Kochen-Specker rules out non-contextual hidden variable theories and Bell's theorem rules out local theories. I thought this was an interesting paper, particularly the authors' conclusions:

That non-locality is in some sense a consequence of contextuality has been the lore in the field for a long time, I think, with the usual argument being that the spatial separation employed in Bell tests is merely a way to guarantee the compatibility of observables, which is otherwise a problem in Kochen-Specker tests (basically, in real measurements, due to errors, you never have perfect compatibility; but for anything other than perfect compatibility, the notion of (non-)contextuality doesn't really make sense).
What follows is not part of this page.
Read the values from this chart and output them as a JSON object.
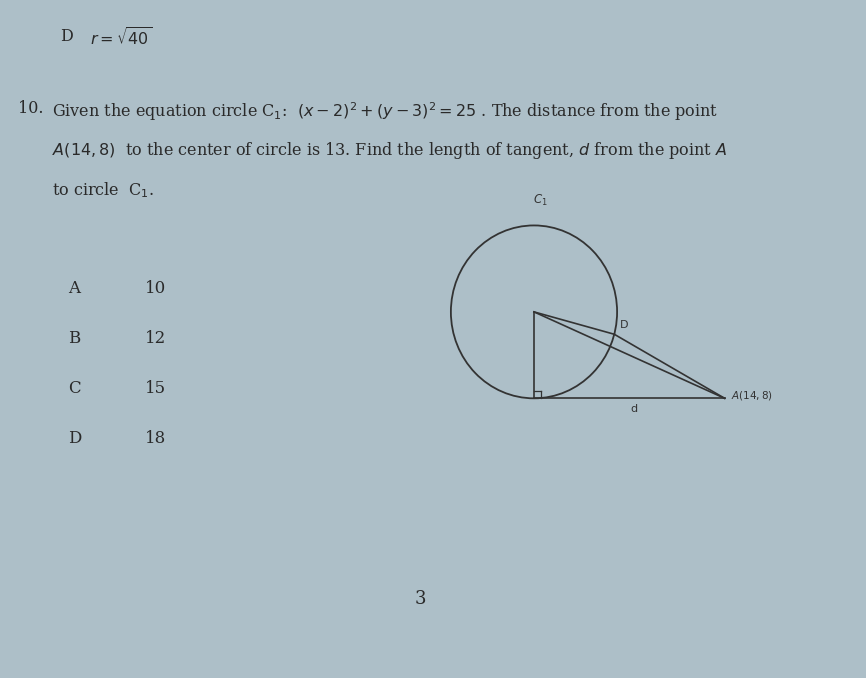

Recall that Bell derived the Kochen-Specker theorem first, and then went on to prove the theorem that now bears his name, pretty much exactly because he thought that only the locality constraint can make sense of the assumption that the measurements shouldn't influence one another.

But what they're doing in the paper seems to be something different, some kind of set of Kochen-Specker measurements which 'combine' to a Bell test; I'll have to take a closer look to see how exactly that relates to the above, if it does.

In any case, I suppose the point of view that the main no-hidden-variables theorems, meaning Leggett-Garg in addition to Bell and Kochen-Specker, are really just different aspects of 'the same thing' is becoming more and more widespread; I think it was Arthur Fine who (late 70s? Early 80s?) first argued that this 'same thing' is the impossibility of finding a joint probability distribution whose marginals are capable of accounting for all experimentally observed correlations. From this point of view, the three theorems really just differ in how they attempt to ensure the independence of measurements---in the Bell case, it's locality, for Kochen-Specker, compatibility of measurements, and for Leggett-Garg, the 'noninvasiveness' of measurement.